Abstract
As the demand for applications such as industrial quality inspection and medical image analysis continues to grow, anomaly detection technology has attracted increasing attention. However, in real-world scenarios, anomalous samples are often scarce or even impossible to obtain, and traditional supervised learning methods that rely on labeled data face significant bottlenecks.
Research Breakthrough
Recently, the research team led by Professor Wang Quan from the Spectral Imaging Technology Laboratory at the Xi'an Institute of Optics and Precision Mechanics (XIOPM), Chinese Academy of Sciences, has achieved new progress in zero-shot anomaly detection and localization in the field of computer vision.
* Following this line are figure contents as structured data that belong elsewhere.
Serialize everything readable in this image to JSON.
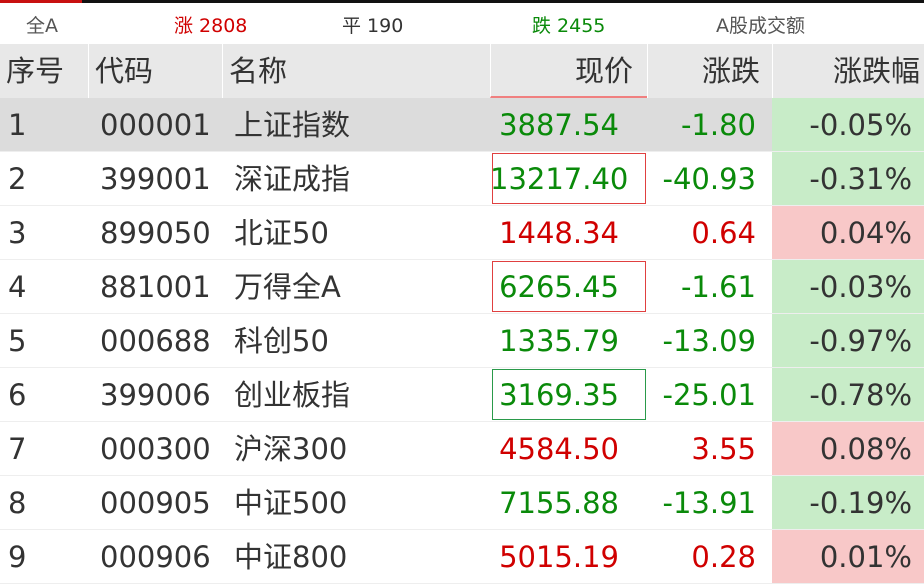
{
  "stats": {
    "market": "全A",
    "up": "涨 2808",
    "flat": "平 190",
    "down": "跌 2455",
    "turnover": "A股成交额"
  },
  "colors": {
    "up": "#d00000",
    "down": "#0a8a0a",
    "up_bg": "#f8c8c8",
    "down_bg": "#c8ecc8",
    "selected_bg": "#dcdcdc"
  },
  "columns": [
    "序号",
    "代码",
    "名称",
    "现价",
    "涨跌",
    "涨跌幅"
  ],
  "rows": [
    {
      "no": "1",
      "code": "000001",
      "name": "上证指数",
      "price": "3887.54",
      "change": "-1.80",
      "pct": "-0.05%",
      "dir": "down",
      "selected": true
    },
    {
      "no": "2",
      "code": "399001",
      "name": "深证成指",
      "price": "13217.40",
      "change": "-40.93",
      "pct": "-0.31%",
      "dir": "down",
      "box": "up"
    },
    {
      "no": "3",
      "code": "899050",
      "name": "北证50",
      "price": "1448.34",
      "change": "0.64",
      "pct": "0.04%",
      "dir": "up"
    },
    {
      "no": "4",
      "code": "881001",
      "name": "万得全A",
      "price": "6265.45",
      "change": "-1.61",
      "pct": "-0.03%",
      "dir": "down",
      "box": "up"
    },
    {
      "no": "5",
      "code": "000688",
      "name": "科创50",
      "price": "1335.79",
      "change": "-13.09",
      "pct": "-0.97%",
      "dir": "down"
    },
    {
      "no": "6",
      "code": "399006",
      "name": "创业板指",
      "price": "3169.35",
      "change": "-25.01",
      "pct": "-0.78%",
      "dir": "down",
      "box": "down"
    },
    {
      "no": "7",
      "code": "000300",
      "name": "沪深300",
      "price": "4584.50",
      "change": "3.55",
      "pct": "0.08%",
      "dir": "up"
    },
    {
      "no": "8",
      "code": "000905",
      "name": "中证500",
      "price": "7155.88",
      "change": "-13.91",
      "pct": "-0.19%",
      "dir": "down"
    },
    {
      "no": "9",
      "code": "000906",
      "name": "中证800",
      "price": "5015.19",
      "change": "0.28",
      "pct": "0.01%",
      "dir": "up"
    }
  ]
}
The related work has been accepted by the IEEE/CVF Conference on Computer Vision and Pattern Recognition (CVPR 2026). The first author is Hu Ming, a 2024-enrolled master's student at XIOPM, and the corresponding authors are Dr. Hu Cong from Zhongnan Hospital of Wuhan University, Researcher Hu Bingliang from XIOPM, and Professor Wang Quan from XIOPM, with XIOPM serving as the first corresponding institution.
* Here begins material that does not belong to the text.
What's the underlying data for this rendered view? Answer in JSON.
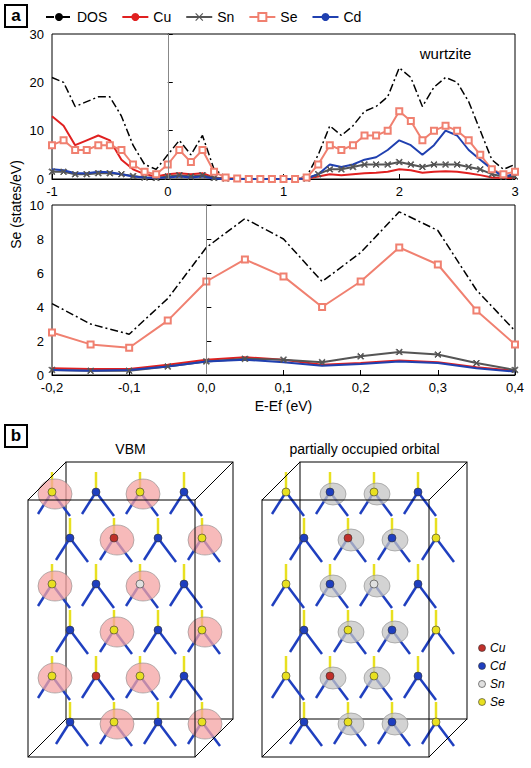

Challenges in Zero-Shot Anomaly Detection
Zero-shot anomaly detection methods based on vision-language models leverage large-scale pre-trained knowledge to detect anomalies without requiring anomalous labels. However, in fine-grained anomaly detection tasks, these methods still face three major challenges: first, models struggle to distinguish foreground objects from complex backgrounds, causing anomalous features to mix with the background and impairing detection accuracy; second, reliance on a single text representation limits semantic expressiveness, making it difficult to provide fine-grained evidence for anomaly discrimination; and third, during cross-modal alignment, uncertainty in image-text semantic matching constrains model performance improvement.
The FB-CLIP Framework
To address these issues, the research team proposed a novel framework called FB-CLIP (Foreground-Background Disentangled CLIP). The framework introduces innovations at three levels:
Text Modeling: A multi-strategy text feature fusion method is proposed that combines sentence-level representations, global contextual information, and attention-weighted features to construct richer task-aware semantic representations, enhancing the model's understanding of anomalous semantics.
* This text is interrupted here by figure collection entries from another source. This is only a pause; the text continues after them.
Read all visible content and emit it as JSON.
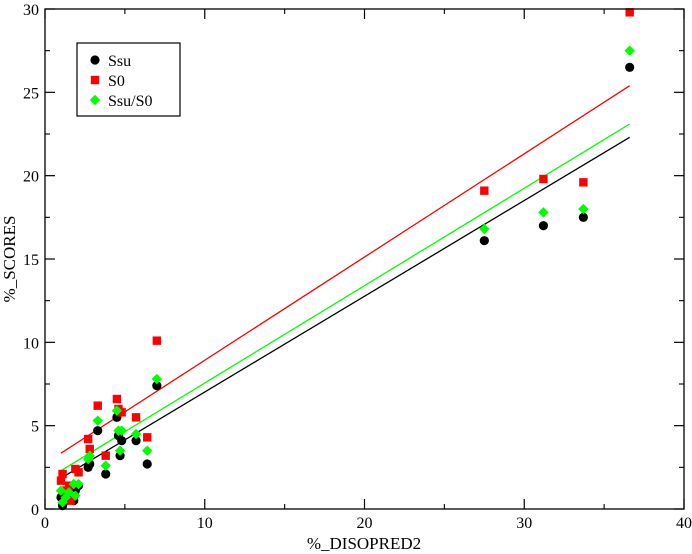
{
  "chart_data": {
    "type": "scatter",
    "title": "",
    "xlabel": "%_DISOPRED2",
    "ylabel": "%_SCORES",
    "xlim": [
      0,
      40
    ],
    "ylim": [
      0,
      30
    ],
    "xticks": [
      0,
      10,
      20,
      30,
      40
    ],
    "yticks": [
      0,
      5,
      10,
      15,
      20,
      25,
      30
    ],
    "xtick_labels": [
      "0",
      "10",
      "20",
      "30",
      "40"
    ],
    "ytick_labels": [
      "0",
      "5",
      "10",
      "15",
      "20",
      "25",
      "30"
    ],
    "grid": false,
    "legend_position": "top-left",
    "series": [
      {
        "name": "Ssu",
        "marker": "circle",
        "color": "#000000",
        "x": [
          1.0,
          1.1,
          1.3,
          1.5,
          1.8,
          1.9,
          2.1,
          2.7,
          2.8,
          3.3,
          3.8,
          4.5,
          4.6,
          4.7,
          4.8,
          5.7,
          6.4,
          7.0,
          27.5,
          31.2,
          33.7,
          36.6
        ],
        "y": [
          0.7,
          0.2,
          0.5,
          0.8,
          0.5,
          1.1,
          1.4,
          2.5,
          2.7,
          4.7,
          2.1,
          5.5,
          4.4,
          3.2,
          4.1,
          4.1,
          2.7,
          7.4,
          16.1,
          17.0,
          17.5,
          26.5
        ]
      },
      {
        "name": "S0",
        "marker": "square",
        "color": "#ff0000",
        "x": [
          1.0,
          1.1,
          1.2,
          1.5,
          1.6,
          1.9,
          2.1,
          2.7,
          2.8,
          3.3,
          3.8,
          4.5,
          4.6,
          4.8,
          5.7,
          6.4,
          7.0,
          27.5,
          31.2,
          33.7,
          36.6
        ],
        "y": [
          1.7,
          2.1,
          1.1,
          1.4,
          0.5,
          2.4,
          2.2,
          4.2,
          3.6,
          6.2,
          3.2,
          6.6,
          6.0,
          5.8,
          5.5,
          4.3,
          10.1,
          19.1,
          19.8,
          19.6,
          29.8
        ]
      },
      {
        "name": "Ssu/S0",
        "marker": "diamond",
        "color": "#00ff00",
        "x": [
          1.0,
          1.1,
          1.3,
          1.5,
          1.8,
          1.9,
          2.1,
          2.7,
          2.8,
          3.3,
          3.8,
          4.5,
          4.6,
          4.7,
          4.8,
          5.7,
          6.4,
          7.0,
          27.5,
          31.2,
          33.7,
          36.6
        ],
        "y": [
          1.1,
          0.4,
          0.7,
          1.0,
          1.5,
          0.8,
          1.5,
          3.0,
          3.2,
          5.3,
          2.6,
          5.9,
          4.7,
          3.5,
          4.7,
          4.5,
          3.5,
          7.8,
          16.8,
          17.8,
          18.0,
          27.5
        ]
      }
    ],
    "fit_lines": [
      {
        "name": "Ssu fit",
        "color": "#000000",
        "x": [
          1.0,
          36.6
        ],
        "y": [
          1.85,
          22.3
        ]
      },
      {
        "name": "S0 fit",
        "color": "#ff0000",
        "x": [
          1.0,
          36.6
        ],
        "y": [
          3.35,
          25.4
        ]
      },
      {
        "name": "Ssu/S0 fit",
        "color": "#00ff00",
        "x": [
          1.0,
          36.6
        ],
        "y": [
          2.3,
          23.1
        ]
      }
    ]
  }
}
Visual Modeling: A multi-perspective foreground-background disentanglement mechanism is designed to decouple image features across semantic, spatial, and structural dimensions. Combined with a background suppression strategy, it reduces interference from complex scenes, enabling the model to focus more precisely on anomalous regions.
Cross-Modal Alignment: A semantic consistency regularization constraint is introduced to improve prediction confidence and widen the semantic gap between normal and anomalous samples, thereby strengthening the model's discriminative ability for anomaly detection.
Experimental Results
Experimental results demonstrate that FB-CLIP achieves excellent performance across multiple industrial inspection and medical imaging datasets, particularly excelling in fine-grained anomaly localization tasks, with overall performance reaching an internationally leading level. Without requiring any annotated anomalous samples, the method enables precise detection and localization of subtle anomalies in complex scenes, demonstrating strong potential for practical applications.
Application Prospects
This achievement holds promise for applications in medical image-assisted diagnosis, industrial defect detection, and other related fields.
Professor Wang Quan's team at XIOPM has been deeply engaged in interdisciplinary research at the intersection of computer vision, biomedical imaging, and brain-computer intelligence. In recent years, the team has made a series of significant advances in related fields, with results published at CVPR 2025, in Pattern Recognition, and other top venues.
The IEEE/CVF Conference on Computer Vision and Pattern Recognition (CVPR) is one of the most influential international academic conferences in the field of computer vision, rated as a CCF-A conference by the China Computer Federation.